Folks are upset at the 15-20% RT gains over the 40-Series. Expecting the gains to be larger.
RT performance is anywhere from ~15% (i.e., “70” tier) to ~66% (i.e., “90” tier) better.
Tensor core (“AI”) performance is up to ~2.8x faster. The biggest uplift is actually at the “70” tier. The “90” class is ~2.54x higher.
At least according to
Nvidia's numbers
The shader (CUDA) cores (i.e., floating point) performance took some doing.

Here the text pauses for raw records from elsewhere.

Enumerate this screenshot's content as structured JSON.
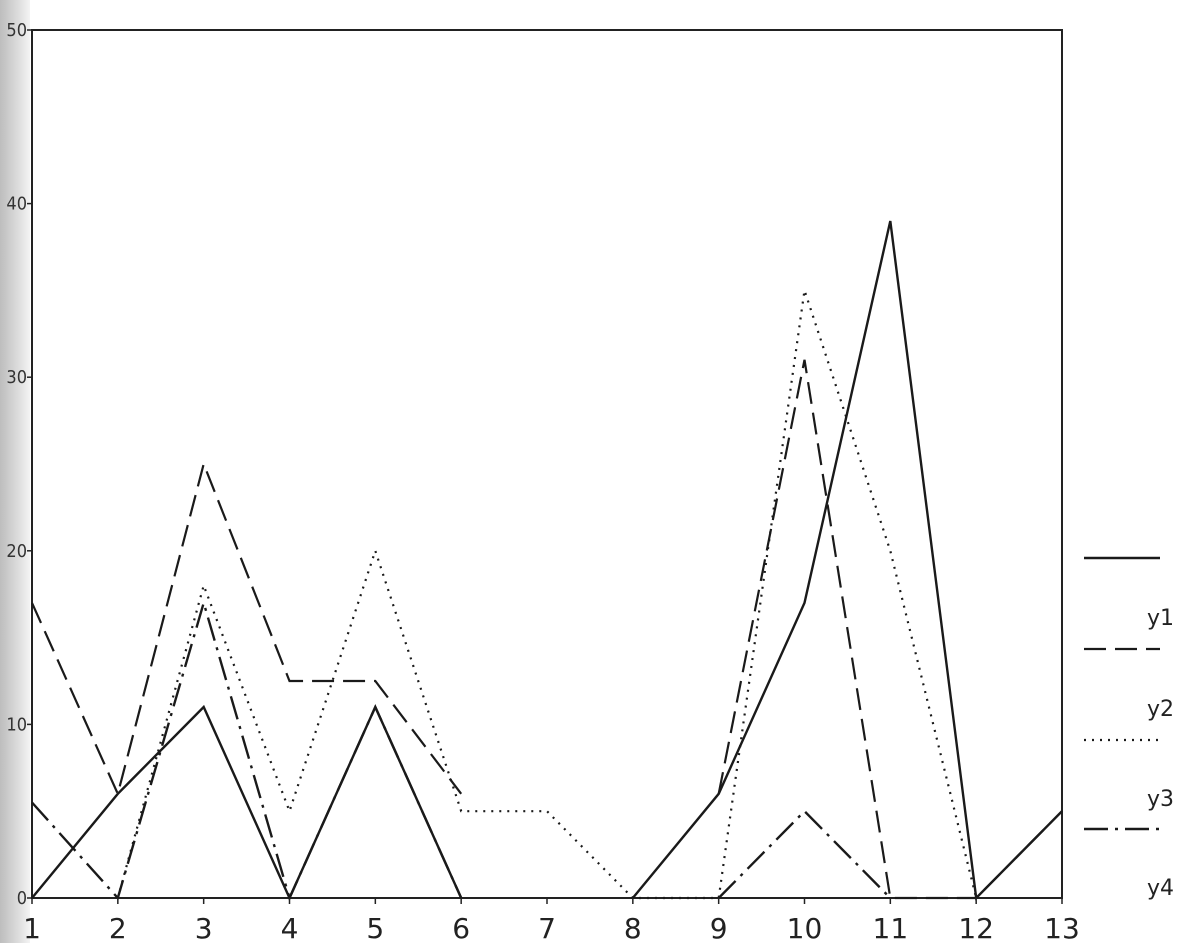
{
  "chart_data": {
    "type": "line",
    "title": "",
    "xlabel": "",
    "ylabel": "",
    "x": [
      1,
      2,
      3,
      4,
      5,
      6,
      7,
      8,
      9,
      10,
      11,
      12,
      13
    ],
    "xlim": [
      1,
      13
    ],
    "ylim": [
      0,
      50
    ],
    "x_ticks": [
      "1",
      "2",
      "3",
      "4",
      "5",
      "6",
      "7",
      "8",
      "9",
      "10",
      "11",
      "12",
      "13"
    ],
    "y_ticks": [
      "0",
      "10",
      "20",
      "30",
      "40",
      "50"
    ],
    "grid": false,
    "legend_position": "right",
    "series": [
      {
        "name": "y1",
        "style": "solid",
        "values": [
          0,
          6,
          11,
          0,
          11,
          0,
          null,
          0,
          6,
          17,
          39,
          0,
          5
        ]
      },
      {
        "name": "y2",
        "style": "dashed",
        "values": [
          17,
          6,
          25,
          12.5,
          12.5,
          6,
          null,
          null,
          6,
          31,
          0,
          0,
          5
        ]
      },
      {
        "name": "y3",
        "style": "dotted",
        "values": [
          null,
          0,
          18,
          5,
          20,
          5,
          5,
          0,
          0,
          35,
          20,
          0,
          null
        ]
      },
      {
        "name": "y4",
        "style": "dashdot",
        "values": [
          5.5,
          0,
          17,
          0,
          11,
          0,
          null,
          null,
          0,
          5,
          0,
          null,
          null
        ]
      }
    ]
  }
}
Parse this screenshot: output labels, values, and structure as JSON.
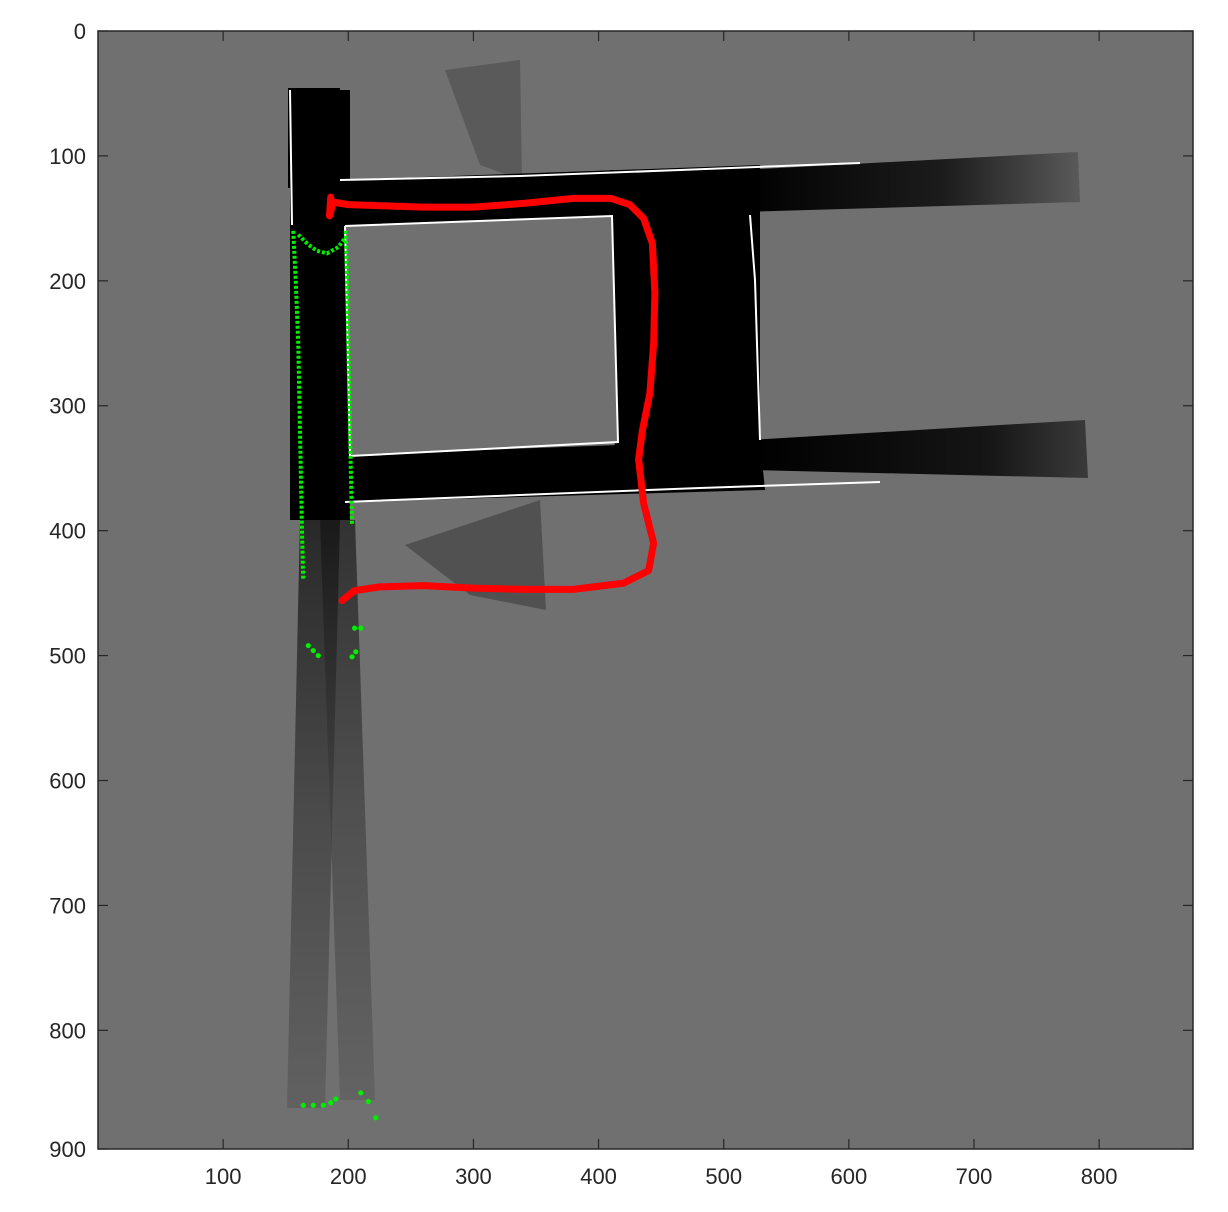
{
  "chart_data": {
    "type": "image",
    "title": "",
    "xlabel": "",
    "ylabel": "",
    "xlim": [
      0,
      875
    ],
    "ylim": [
      0,
      895
    ],
    "y_inverted": true,
    "x_ticks": [
      100,
      200,
      300,
      400,
      500,
      600,
      700,
      800
    ],
    "y_ticks": [
      0,
      100,
      200,
      300,
      400,
      500,
      600,
      700,
      800,
      900
    ],
    "x_tick_labels": [
      "100",
      "200",
      "300",
      "400",
      "500",
      "600",
      "700",
      "800"
    ],
    "y_tick_labels": [
      "0",
      "100",
      "200",
      "300",
      "400",
      "500",
      "600",
      "700",
      "800",
      "900"
    ],
    "grid": false,
    "colors": {
      "background": "#707070",
      "free_space": "#000000",
      "wall": "#ffffff",
      "trajectory": "#ff0000",
      "observations": "#00ee00"
    },
    "series": [
      {
        "color": "#ff0000",
        "kind": "trajectory",
        "x": [
          186,
          185,
          188,
          200,
          230,
          260,
          300,
          340,
          380,
          410,
          425,
          436,
          443,
          445,
          444,
          441,
          435,
          432,
          436,
          444,
          440,
          420,
          380,
          340,
          300,
          260,
          225,
          205,
          195
        ],
        "y": [
          133,
          148,
          137,
          139,
          140,
          141,
          141,
          138,
          134,
          134,
          139,
          150,
          170,
          210,
          250,
          290,
          320,
          343,
          378,
          410,
          432,
          442,
          447,
          447,
          446,
          444,
          445,
          448,
          456
        ]
      },
      {
        "color": "#00ee00",
        "kind": "left-wall-scan",
        "x": [
          156,
          158,
          160,
          161,
          162,
          163,
          164
        ],
        "y": [
          160,
          200,
          250,
          300,
          350,
          400,
          440
        ]
      },
      {
        "color": "#00ee00",
        "kind": "right-wall-scan",
        "x": [
          198,
          199,
          200,
          201,
          202,
          203
        ],
        "y": [
          160,
          200,
          250,
          300,
          350,
          395
        ]
      },
      {
        "color": "#00ee00",
        "kind": "door-scan",
        "x": [
          160,
          168,
          175,
          183,
          192,
          198
        ],
        "y": [
          163,
          171,
          176,
          178,
          173,
          165
        ]
      }
    ]
  }
}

Nvidia still hasn’t published those values, simply stating “Blackwell” for “Shader Cores.” Fortunately, the
TechPowerUp GPU database has been updated.
5090 vs. 4090 = +~27%
5080 vs. 4080 S = +~8%
5070 Ti vs. 4070 Ti S (AD102) = +~1%
5070 vs. 4070 S = -~13%
--- 5070 vs. 4070 (AD104) = +~6%
Their FP performance calculations are based on Nvidia’s promised core boost frequencies, which isn’t the wrong approach. But, as many of us know, the cards will push beyond those clock speeds in the vast majority of scenarios. And I wanted to compare the (closer to) actual (a.k.a. “real world”) performance difference. Of course, we don’t yet know any of the real world frequency (and power consumption) values for the 50 series — benchmark embargoes lift starting Jan. 24. However, I was able to find the/a formula for FP performance.
s x 2 x c = g or s2c = g (GFLOPs)
g / 1000 = t (TFLOPs)
s = shader/CUDA core count
c = core (boost) frequency in MHz
I can't recall what the 2 represents.
For example: In my observations, the
RTX 4080 averages 2.8GHz core frequency vs. the 2.51GHz
promised by Nvidia.
So, the default calculation is 9728 x 2 x 2.51 / 1000 = ~48.8 (TFLOPs)
My RTX 4080 cards seemingly average up to ~54.5 = 9728 x 2 x 2.8 / 1000
One more thing...
It was soon obvious this generation wasn’t going to be a huge uplift, generally speaking, because Nvidia wasn’t able to substantially change the core frequency. From 30 to 40 series, the core frequencies were ~50% greater across the board, which is a big improvement in itself, obviously.